Lemon Shandy(From Epicurious.com)
1 cup sugar
3 cups water
Four 3-inch strips lemon zest, removed with a vegetable peeler
1 cup fresh lemon juice
2 fresh mint sprigs
Chilled beer, such as pale ale
In a small saucepan, bring the sugar and water to a boil, stirring until the sugar is dissolved. Stir in the zest. Cool the syrup to room temperature and transfer to a small pitcher. Stir in the remaining water, lemon juice and mint. Chill lemonade until cold. (Makes about 4 ½ cups). Pour mixture into a large thermos, and top with the chilled beer. Keep the thermos in the cooler to make sure it stays cold when you aren’t sipping on it.
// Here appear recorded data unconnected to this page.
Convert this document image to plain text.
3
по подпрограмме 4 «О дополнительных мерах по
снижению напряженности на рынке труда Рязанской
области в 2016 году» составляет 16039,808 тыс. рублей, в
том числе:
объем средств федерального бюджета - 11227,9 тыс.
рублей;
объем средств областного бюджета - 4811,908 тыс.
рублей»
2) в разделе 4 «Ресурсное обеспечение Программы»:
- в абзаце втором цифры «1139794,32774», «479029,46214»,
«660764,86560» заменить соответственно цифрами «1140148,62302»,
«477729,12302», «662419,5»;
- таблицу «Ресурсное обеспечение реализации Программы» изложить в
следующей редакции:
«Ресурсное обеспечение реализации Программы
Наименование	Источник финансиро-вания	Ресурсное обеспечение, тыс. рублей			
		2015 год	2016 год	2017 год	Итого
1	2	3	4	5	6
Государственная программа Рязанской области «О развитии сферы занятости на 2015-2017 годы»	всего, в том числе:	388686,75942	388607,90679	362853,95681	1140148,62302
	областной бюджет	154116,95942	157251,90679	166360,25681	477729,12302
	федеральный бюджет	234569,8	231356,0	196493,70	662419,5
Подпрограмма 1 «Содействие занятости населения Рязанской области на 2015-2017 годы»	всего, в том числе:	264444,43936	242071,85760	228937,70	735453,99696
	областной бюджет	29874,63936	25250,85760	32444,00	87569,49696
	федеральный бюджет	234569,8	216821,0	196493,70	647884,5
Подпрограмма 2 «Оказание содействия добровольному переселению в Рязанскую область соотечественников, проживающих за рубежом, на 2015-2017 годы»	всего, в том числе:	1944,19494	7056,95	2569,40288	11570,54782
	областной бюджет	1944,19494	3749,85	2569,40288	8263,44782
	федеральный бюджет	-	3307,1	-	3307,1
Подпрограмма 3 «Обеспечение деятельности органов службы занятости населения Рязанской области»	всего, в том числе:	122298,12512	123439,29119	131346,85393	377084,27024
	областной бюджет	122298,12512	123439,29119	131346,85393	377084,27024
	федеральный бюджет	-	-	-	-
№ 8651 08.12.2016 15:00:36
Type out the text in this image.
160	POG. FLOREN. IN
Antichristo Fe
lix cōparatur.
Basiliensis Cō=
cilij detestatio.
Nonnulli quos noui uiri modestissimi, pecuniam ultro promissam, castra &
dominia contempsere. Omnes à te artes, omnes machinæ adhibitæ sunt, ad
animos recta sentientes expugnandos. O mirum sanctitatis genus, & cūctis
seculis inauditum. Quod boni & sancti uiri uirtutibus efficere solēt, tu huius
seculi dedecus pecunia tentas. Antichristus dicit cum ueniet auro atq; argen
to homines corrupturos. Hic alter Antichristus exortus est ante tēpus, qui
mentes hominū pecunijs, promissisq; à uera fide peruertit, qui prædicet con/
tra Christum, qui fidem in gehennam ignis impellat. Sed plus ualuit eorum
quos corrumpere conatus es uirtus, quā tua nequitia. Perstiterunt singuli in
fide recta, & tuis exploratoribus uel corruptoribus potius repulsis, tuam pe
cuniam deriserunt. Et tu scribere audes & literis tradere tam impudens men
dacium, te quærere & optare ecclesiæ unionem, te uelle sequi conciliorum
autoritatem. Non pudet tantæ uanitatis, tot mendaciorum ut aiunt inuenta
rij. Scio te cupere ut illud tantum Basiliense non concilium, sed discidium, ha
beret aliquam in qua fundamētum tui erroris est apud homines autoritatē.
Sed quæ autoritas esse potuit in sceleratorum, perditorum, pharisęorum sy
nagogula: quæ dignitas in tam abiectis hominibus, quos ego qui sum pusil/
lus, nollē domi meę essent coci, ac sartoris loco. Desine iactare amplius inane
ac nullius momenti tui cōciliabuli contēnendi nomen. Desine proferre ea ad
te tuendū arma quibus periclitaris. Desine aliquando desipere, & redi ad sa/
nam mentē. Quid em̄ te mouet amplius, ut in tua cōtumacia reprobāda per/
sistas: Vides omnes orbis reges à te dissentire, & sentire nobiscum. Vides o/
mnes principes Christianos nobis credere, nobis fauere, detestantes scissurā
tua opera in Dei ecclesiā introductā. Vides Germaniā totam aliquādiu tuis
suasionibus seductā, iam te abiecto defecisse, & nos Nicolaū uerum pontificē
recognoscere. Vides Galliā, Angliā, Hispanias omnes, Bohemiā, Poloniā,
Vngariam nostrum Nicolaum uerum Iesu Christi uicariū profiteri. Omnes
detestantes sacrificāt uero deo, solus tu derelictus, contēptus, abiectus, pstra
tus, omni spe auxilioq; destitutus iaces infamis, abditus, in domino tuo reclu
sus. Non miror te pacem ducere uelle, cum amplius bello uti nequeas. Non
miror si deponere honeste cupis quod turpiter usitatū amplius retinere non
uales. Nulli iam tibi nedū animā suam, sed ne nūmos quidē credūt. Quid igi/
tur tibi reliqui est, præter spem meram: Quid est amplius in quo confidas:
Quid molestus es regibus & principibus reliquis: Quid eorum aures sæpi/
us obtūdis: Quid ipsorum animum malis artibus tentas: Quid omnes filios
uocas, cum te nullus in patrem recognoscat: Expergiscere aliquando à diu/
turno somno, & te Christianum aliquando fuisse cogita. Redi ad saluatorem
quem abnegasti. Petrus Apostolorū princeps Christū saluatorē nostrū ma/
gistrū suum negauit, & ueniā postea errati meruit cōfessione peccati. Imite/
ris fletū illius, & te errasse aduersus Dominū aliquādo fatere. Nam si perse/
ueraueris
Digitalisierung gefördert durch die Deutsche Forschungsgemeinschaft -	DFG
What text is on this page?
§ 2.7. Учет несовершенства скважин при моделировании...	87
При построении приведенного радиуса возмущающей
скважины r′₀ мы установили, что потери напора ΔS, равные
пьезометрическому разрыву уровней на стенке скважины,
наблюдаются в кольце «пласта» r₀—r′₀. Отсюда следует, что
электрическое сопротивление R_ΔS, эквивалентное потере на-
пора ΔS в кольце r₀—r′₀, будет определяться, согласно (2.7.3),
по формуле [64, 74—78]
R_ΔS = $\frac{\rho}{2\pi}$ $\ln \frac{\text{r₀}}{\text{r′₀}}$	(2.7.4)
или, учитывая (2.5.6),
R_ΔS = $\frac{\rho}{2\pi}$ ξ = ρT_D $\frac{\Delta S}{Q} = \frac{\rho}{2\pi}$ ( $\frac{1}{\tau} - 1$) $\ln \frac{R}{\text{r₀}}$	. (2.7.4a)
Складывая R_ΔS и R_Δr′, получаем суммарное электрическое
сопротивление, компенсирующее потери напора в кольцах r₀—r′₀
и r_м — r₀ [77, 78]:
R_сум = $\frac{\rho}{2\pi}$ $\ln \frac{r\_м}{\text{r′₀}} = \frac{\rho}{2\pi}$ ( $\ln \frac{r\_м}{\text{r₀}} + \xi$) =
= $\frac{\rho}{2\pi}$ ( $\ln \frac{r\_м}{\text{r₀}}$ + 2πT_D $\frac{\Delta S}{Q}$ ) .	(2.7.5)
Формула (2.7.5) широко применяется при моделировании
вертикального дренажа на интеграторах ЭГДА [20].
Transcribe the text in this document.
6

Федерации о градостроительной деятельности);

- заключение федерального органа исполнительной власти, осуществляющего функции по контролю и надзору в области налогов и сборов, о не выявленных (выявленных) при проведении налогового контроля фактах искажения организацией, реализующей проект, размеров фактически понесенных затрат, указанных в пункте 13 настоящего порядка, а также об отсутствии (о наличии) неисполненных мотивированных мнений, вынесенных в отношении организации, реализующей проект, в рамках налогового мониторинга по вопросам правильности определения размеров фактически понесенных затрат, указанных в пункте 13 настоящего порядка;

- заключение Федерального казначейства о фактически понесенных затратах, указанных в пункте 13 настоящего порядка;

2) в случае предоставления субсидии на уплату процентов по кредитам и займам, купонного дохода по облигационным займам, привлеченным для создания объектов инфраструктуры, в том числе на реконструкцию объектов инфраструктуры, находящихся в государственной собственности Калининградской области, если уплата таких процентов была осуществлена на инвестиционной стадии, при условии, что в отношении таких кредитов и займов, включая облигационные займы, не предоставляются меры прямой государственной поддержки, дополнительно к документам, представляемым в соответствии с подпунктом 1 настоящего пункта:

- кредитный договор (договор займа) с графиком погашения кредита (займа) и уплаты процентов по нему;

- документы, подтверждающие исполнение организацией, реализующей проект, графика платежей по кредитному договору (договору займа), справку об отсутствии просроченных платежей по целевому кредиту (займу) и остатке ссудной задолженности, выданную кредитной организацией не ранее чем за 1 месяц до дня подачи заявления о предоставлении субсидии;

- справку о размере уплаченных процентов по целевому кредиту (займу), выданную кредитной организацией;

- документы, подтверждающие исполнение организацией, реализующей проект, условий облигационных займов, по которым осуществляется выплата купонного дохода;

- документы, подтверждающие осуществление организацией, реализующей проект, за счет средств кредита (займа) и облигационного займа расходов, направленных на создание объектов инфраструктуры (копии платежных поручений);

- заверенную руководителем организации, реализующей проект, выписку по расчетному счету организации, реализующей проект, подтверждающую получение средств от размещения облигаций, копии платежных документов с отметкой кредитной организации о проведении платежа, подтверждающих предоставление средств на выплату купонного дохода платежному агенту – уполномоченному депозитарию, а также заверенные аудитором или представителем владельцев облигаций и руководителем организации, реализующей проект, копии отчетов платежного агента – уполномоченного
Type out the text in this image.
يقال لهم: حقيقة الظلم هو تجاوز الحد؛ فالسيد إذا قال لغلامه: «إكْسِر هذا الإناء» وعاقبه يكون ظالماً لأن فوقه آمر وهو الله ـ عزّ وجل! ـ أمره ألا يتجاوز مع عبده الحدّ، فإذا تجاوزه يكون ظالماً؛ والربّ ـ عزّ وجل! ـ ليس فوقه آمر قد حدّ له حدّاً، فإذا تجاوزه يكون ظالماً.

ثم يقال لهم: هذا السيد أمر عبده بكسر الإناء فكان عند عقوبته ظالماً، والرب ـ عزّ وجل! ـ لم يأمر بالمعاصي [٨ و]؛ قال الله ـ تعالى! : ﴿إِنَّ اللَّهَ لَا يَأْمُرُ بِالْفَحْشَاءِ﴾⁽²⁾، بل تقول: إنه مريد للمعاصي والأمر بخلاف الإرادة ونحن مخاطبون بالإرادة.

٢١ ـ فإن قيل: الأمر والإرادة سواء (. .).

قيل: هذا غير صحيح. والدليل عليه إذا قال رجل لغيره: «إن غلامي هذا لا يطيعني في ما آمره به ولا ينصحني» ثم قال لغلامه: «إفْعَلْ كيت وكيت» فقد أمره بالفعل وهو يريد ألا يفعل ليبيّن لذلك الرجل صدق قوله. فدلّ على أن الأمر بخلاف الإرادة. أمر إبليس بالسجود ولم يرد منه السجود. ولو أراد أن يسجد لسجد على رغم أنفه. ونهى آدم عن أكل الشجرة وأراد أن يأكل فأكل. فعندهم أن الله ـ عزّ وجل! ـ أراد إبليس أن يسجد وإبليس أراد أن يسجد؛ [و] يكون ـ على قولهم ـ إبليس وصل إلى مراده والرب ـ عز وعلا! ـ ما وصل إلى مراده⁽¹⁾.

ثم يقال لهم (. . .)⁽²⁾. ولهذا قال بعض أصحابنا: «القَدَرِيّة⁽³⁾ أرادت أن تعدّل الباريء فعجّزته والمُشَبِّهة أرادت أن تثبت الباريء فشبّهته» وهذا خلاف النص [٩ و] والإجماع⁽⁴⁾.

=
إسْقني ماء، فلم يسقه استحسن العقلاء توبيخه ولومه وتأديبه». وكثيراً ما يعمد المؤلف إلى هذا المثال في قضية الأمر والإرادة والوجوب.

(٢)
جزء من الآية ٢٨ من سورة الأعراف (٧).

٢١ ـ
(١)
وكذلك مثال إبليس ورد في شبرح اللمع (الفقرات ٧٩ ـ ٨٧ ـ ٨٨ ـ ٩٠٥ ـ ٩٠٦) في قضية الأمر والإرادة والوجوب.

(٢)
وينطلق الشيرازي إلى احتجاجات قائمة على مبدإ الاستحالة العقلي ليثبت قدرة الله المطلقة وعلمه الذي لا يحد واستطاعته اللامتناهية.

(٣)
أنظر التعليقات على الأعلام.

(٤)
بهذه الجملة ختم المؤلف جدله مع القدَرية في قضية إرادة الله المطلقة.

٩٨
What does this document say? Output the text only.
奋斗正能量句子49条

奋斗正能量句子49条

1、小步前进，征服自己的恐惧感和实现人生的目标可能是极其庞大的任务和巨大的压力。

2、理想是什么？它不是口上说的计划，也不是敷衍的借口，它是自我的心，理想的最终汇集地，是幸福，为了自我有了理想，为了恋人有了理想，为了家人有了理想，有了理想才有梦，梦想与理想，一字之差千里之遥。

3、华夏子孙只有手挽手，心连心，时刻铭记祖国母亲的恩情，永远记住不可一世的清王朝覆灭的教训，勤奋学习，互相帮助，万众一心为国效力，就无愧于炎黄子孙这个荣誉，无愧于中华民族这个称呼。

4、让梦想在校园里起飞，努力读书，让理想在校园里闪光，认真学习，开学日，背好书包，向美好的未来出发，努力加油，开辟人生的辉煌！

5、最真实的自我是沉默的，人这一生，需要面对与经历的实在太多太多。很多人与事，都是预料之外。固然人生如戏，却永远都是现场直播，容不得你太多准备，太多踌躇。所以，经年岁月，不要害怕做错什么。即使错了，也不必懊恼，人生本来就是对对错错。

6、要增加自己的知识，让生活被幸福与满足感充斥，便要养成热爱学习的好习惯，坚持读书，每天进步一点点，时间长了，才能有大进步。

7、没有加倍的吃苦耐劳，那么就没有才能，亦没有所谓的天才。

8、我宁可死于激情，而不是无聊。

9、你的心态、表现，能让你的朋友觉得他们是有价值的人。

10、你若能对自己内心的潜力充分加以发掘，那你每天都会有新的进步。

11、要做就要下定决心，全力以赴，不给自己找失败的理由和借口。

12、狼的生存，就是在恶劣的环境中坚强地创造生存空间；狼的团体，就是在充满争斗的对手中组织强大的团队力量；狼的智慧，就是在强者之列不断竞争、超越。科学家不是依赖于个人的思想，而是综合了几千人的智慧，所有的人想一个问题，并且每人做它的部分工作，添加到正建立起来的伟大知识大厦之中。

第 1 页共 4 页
Sweet Cherry Gin and Tonic(From SpoonForkBacon.com)
¼ cup plus 2 Tbsp sweet cherry juice
½ cup granulated sugar
2 cups gin (Tanqueray Rangpur)
¼ cup fresh lime juice
8 cups tonic water
fresh lime wedges
Combine cherry juice, lime juice and sugar in a small saucepan and simmer until the sugar dissolves. Remove from the heat, allow to cool completely. In a pitcher, stir together the syrup, gin and lime juice. When ready to drink at the beach, fill a cup with ice and pour in ¼ cup of the gin mixture. Top with tonic water, stir, and garnish with lime wedges.
Grapefruit Rosemary Mojito(From Drinkoftheweek.com)
1 ½ oz white rum
1 oz simple syrup (or fruit-flavored syrup)
1 oz fresh red grapefruit juice, and slices
2 sprigs fresh rosemary
Muddle the simple syrup. juice and rosemary. Add rum, then fill the glass with ice. Top with club soda, garnish with grapefruit slices.